As I’ve posted and hinted here many times, NA subsistence practices and theory are a fascinating topic to me.
Here’s a rare link to an NA report on the topic. This has been a subject cloaked in secrecy and contentiousness.
I tend to take a bit of a postmodern anthropology angle about it.
Here’s how the report starts:
The full story of Alaska Native subsistence is politicized and intricate, as other articles in the current Indian Giver relate.
But the ground’s-eye view of subsistence is much simpler, and program interest can begin on that basis, according to Jim Owens, Endangered Ecosystems Program Officer with the four-year-old Brainerd Foundation.[…]
“Just listen and learn. … When you walk into a village home and there’s a haunch of caribou on the table, and that’s dinner, then you understand. And when you talk to the people they’ll tell you what subsistence is.”

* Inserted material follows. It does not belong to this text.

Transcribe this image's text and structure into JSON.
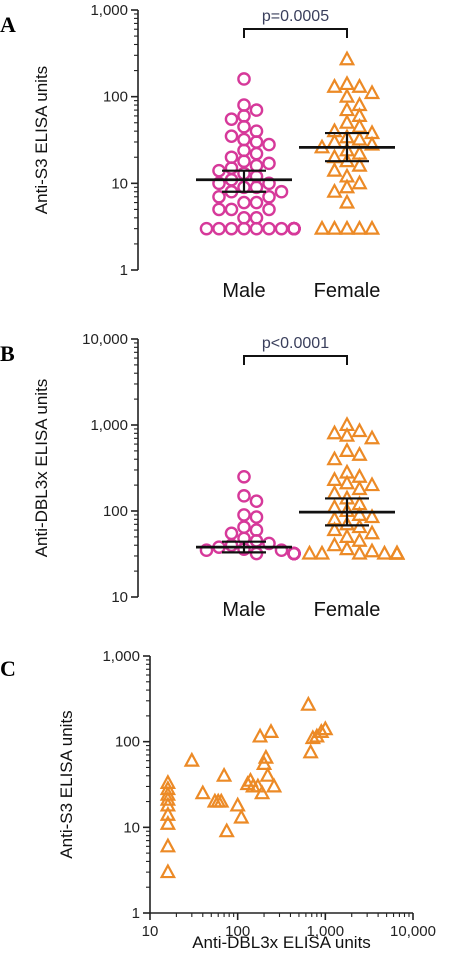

The centrality of subsistence resources may be obscured on a first impression by the presence of snowmachines, fishing skiffs with outboard motors, airplanes and other modern accouterments when the newcomer may have expected sled dogs and snowshoes. “Each village has had to come to its own terms with the cash economy,” Owens points out. But these terms are tied to subsistence. In almost every village, imported technologies represent tools for facilitating the subsistence way of life, rather than preempting it. They also ease a multitude of labor-intensive tasks that go with subsistence activities.
I appreciate NA approaches to subsistence but, offhand, it seems that this is the SAME QUEST that most any “lower class” person has. Or, heck, anyone at all. What are they really saying here? Everyone uses tools to support their way of life. And those tools can be “authentic.”
The main thing I noticed in the above is the evidence of potentially shockingly ignorance in the phrase “when the newcomer may have expected sled dogs and snowshoes.” Did the writer possibly mean something like “rich white city person” to go with the term “newcomer”? I’d think that lots of folks, especially lower class, could easily appreciate in a heartbeat any of the supports that a people would have, if at all possible, for getting-by.
To me, the idea of a “Program Officer” is almost more strange than aboriginal subsistence. Add the idea that an ecosystem includes the people within it as PART of it in this case and things get weirder yet. Some people are part of nature while others aren’t, perhaps.
I stopped by a neighbor’s house the other day and when I stepped in he said “Care for some bluegill? How about some venison stew?” He still had both on the stove from the dinner his family just had.
To me subsistence is an interesting aspect that is singled out for one group of people but which represents the interests of EVERYONE.
For instance, one place in the report says that subsistence doesn’t relate to the poverty of a group but to its connection to the wealth of its ancestry. I hear ya!
Now maybe subsistence is indeed in contrast to some practices: I recently met a local taxidermist who stuffs trophies for a fair bit of his living. He mentioned that one hunter’s African Eland license was $23,000. So, trophy folks aren’t hunting for literal subsistence. But, who knows, maybe their expenses are keeping villages alive in Africa. I’ve heard that Panama hats that cost $2,000-$10,000 definitely are bought mostly so that the buyer can be a benefactor for some village in Ecuador. But, of course, this brings up for considering the whole culture behind benefaction and philanthropy: give me power then I give you life. Eh? Like, Gates gives away billions. But he makes even more. Why doesn’t he just charge far less for his products so he never has the excess in the first place? The only answer can be because he wants to be in charge. Of you. (Or anyone. And that is the same as you.) And that is of course, wrong. And evil. Approaching its essence, even. But, no worries, we all get our share in our own way.
Anyway, anthropology is cool because of how it works in all directions. The grad student who goes to study a tribe might be a fascinating creature. Dig into him/her and you’ll find quite a web. The pain might be worth it.